One person Cesaro has seemingly struggled to fully win over is Vince McMahon. The WWE owner told Steve Austin on an edition of the Stone Cold Podcast in December 2014 that Cesaro was lacking in charisma, verbal skills and the "it factor," and Austin said he did not know what Cesaro needed to do to raise his game.
WWE legends including Austin, Ric Flair and Mick Foley have all previously criticized WWE for not pushing Cesaro as a main-event talent, given his natural ability in the ring.

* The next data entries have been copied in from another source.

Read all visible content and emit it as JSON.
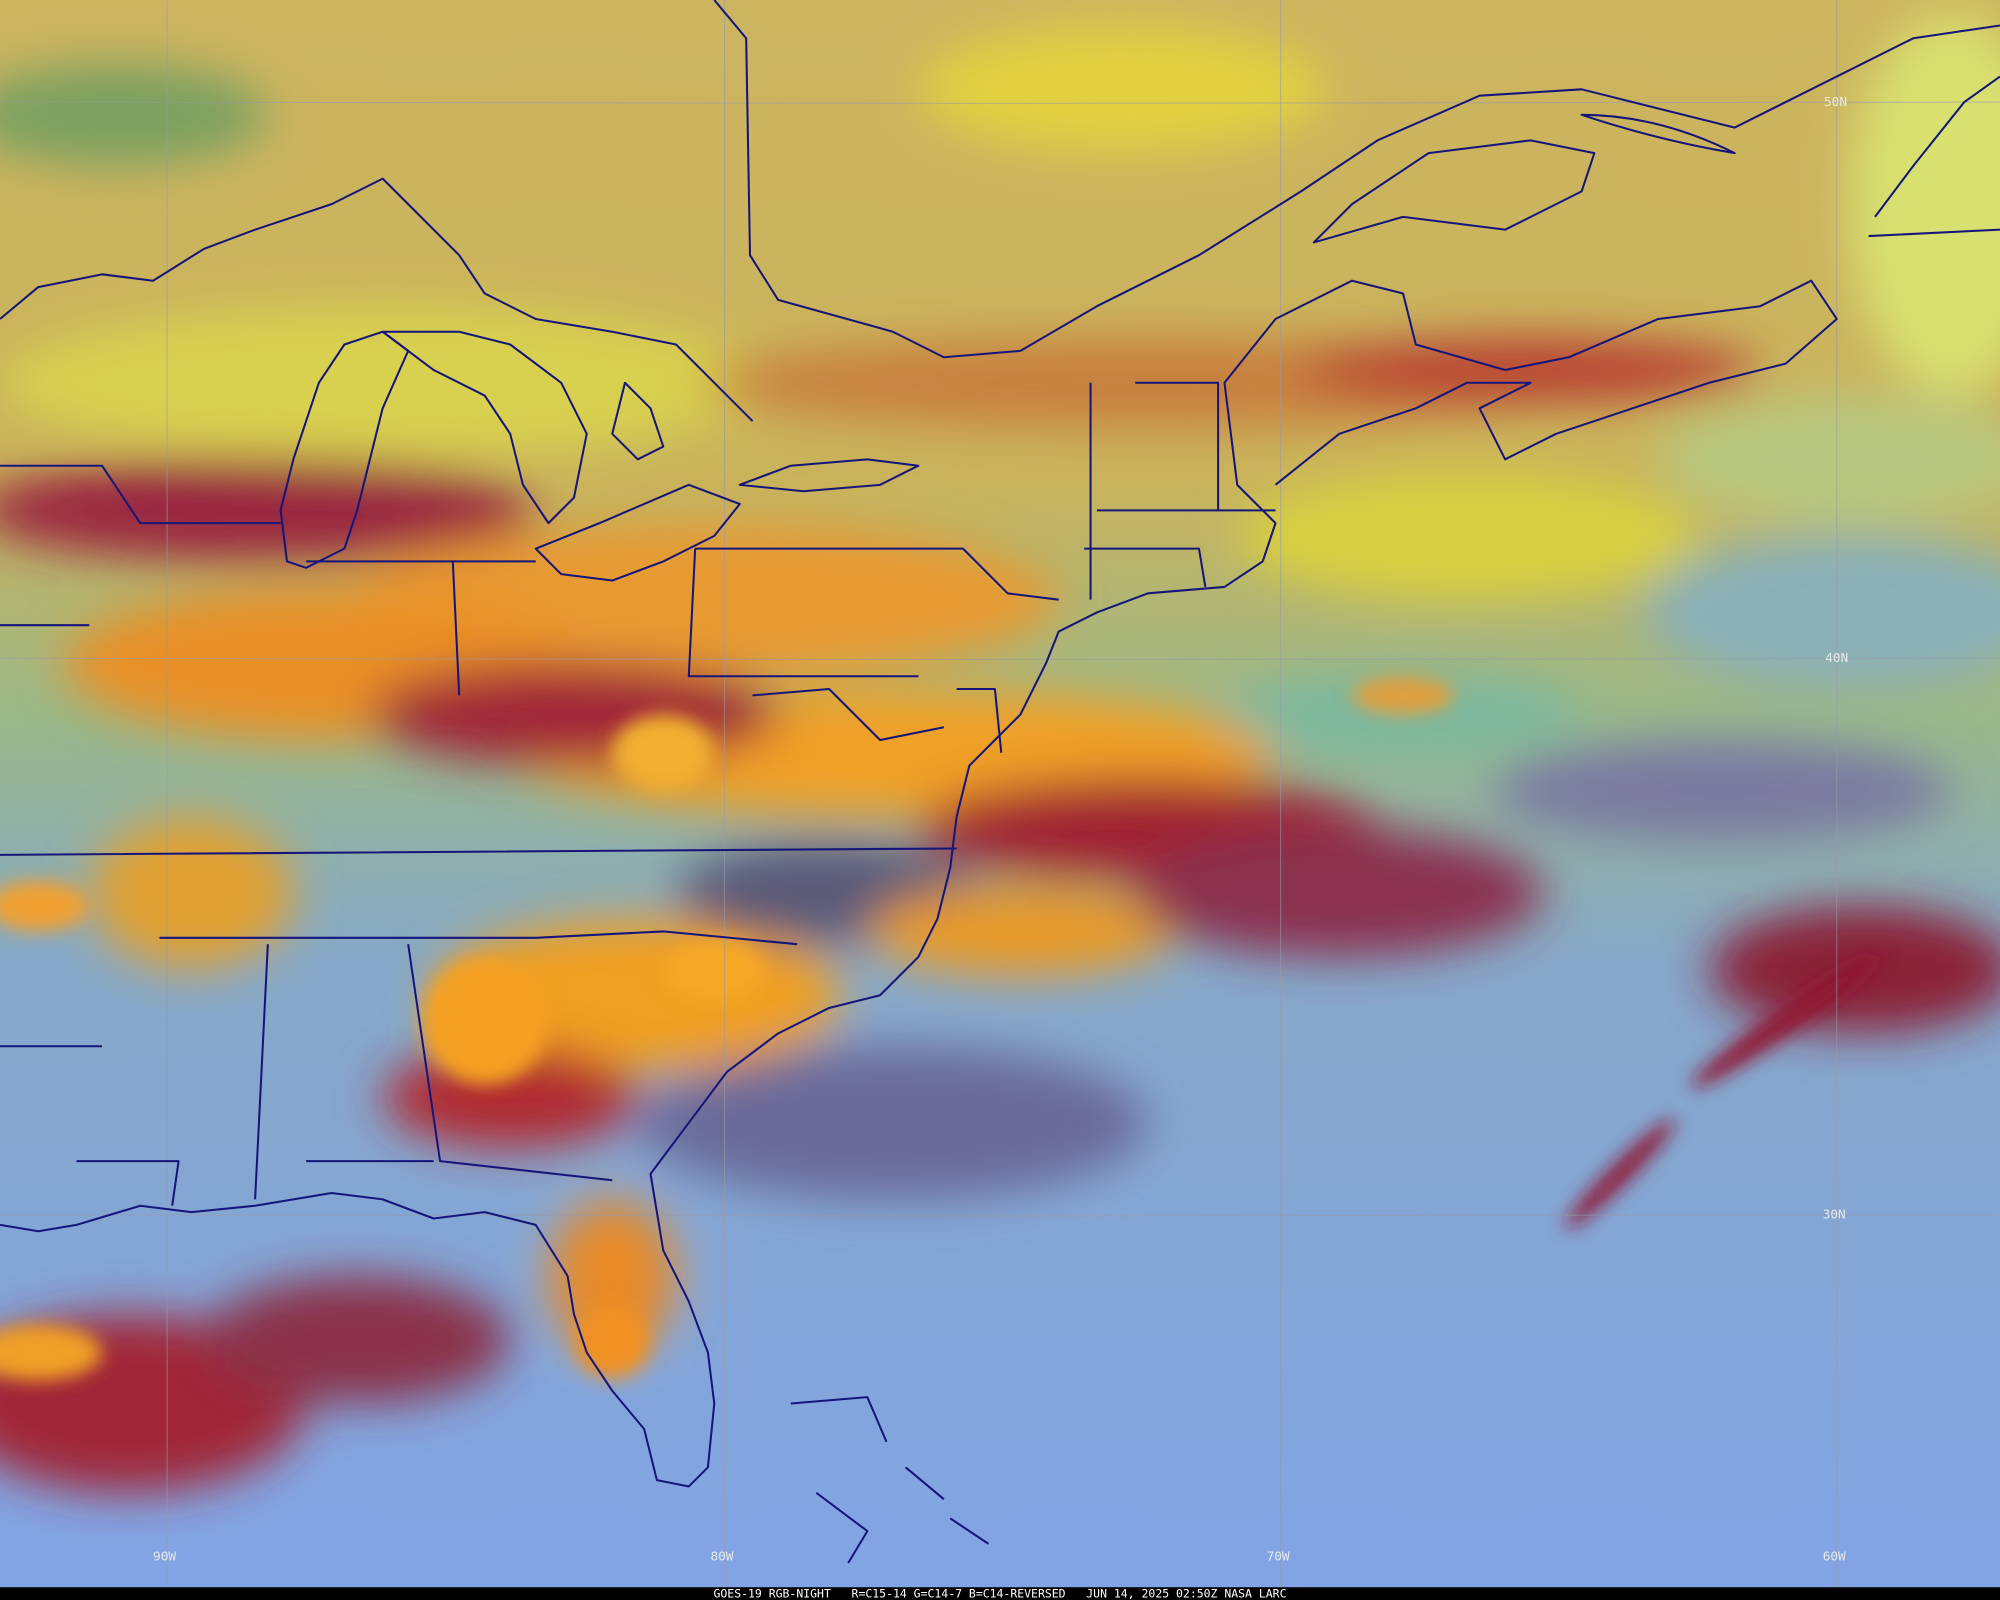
{
  "map": {
    "lat_labels": [
      "50N",
      "40N",
      "30N"
    ],
    "lon_labels": [
      "90W",
      "80W",
      "70W",
      "60W"
    ],
    "footer": "GOES-19 RGB-NIGHT   R=C15-14 G=C14-7 B=C14-REVERSED   JUN 14, 2025 02:50Z NASA LARC"
  }
}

"I feel like I'm connecting pretty good," Cesaro said, however. "If you see the 'Cesaro section,' when I go out there, it is definitely not silent, and I have a huge fan base all over the world. Of course, there's always room for improvement. I'm the first one to always criticize myself, and I'm trying to find ways to get better. If people say stuff like that, that I maybe not agree with, I'm doing my best and working my hardest to prove them wrong."
Again, the timing of his injury couldn't have been much worse. He was part of a tournament to crown a new WWE world heavyweight champion, with several high-profile showdowns with true main-event talent just before going down in November.
"I got hurt when I was starting to really take off," Cesaro said. "Now I feel like I have to start from scratch again, which I have [had] to do so often. But it definitely felt like I was on a roll. And I'm still on a roll. It's just definitely being in the right place at the right time or being the right person. It's kind of hard sometimes, but I feel like if I'm consistently delivering, which is what I do, sooner or later it can't be denied."
Whatever the future holds for Cesaro in WWE, he is still humble.
"Sometimes I have to kind of stop and take it in," he said. "To me, I don't like to look back, I just like to look forward. It's such a long journey still ahead for me. Every now and then I see a picture of when I started, or I go to an arena -- we were just at the O2 [Arena in London] last week, and that's where I made my WWE debut on WWE TV. It's just crazy to think that that was over four years ago. If I look back on when I was on the indies in the U.S., and ever further when I was in Europe, it's just kind of amazing how I made it this far."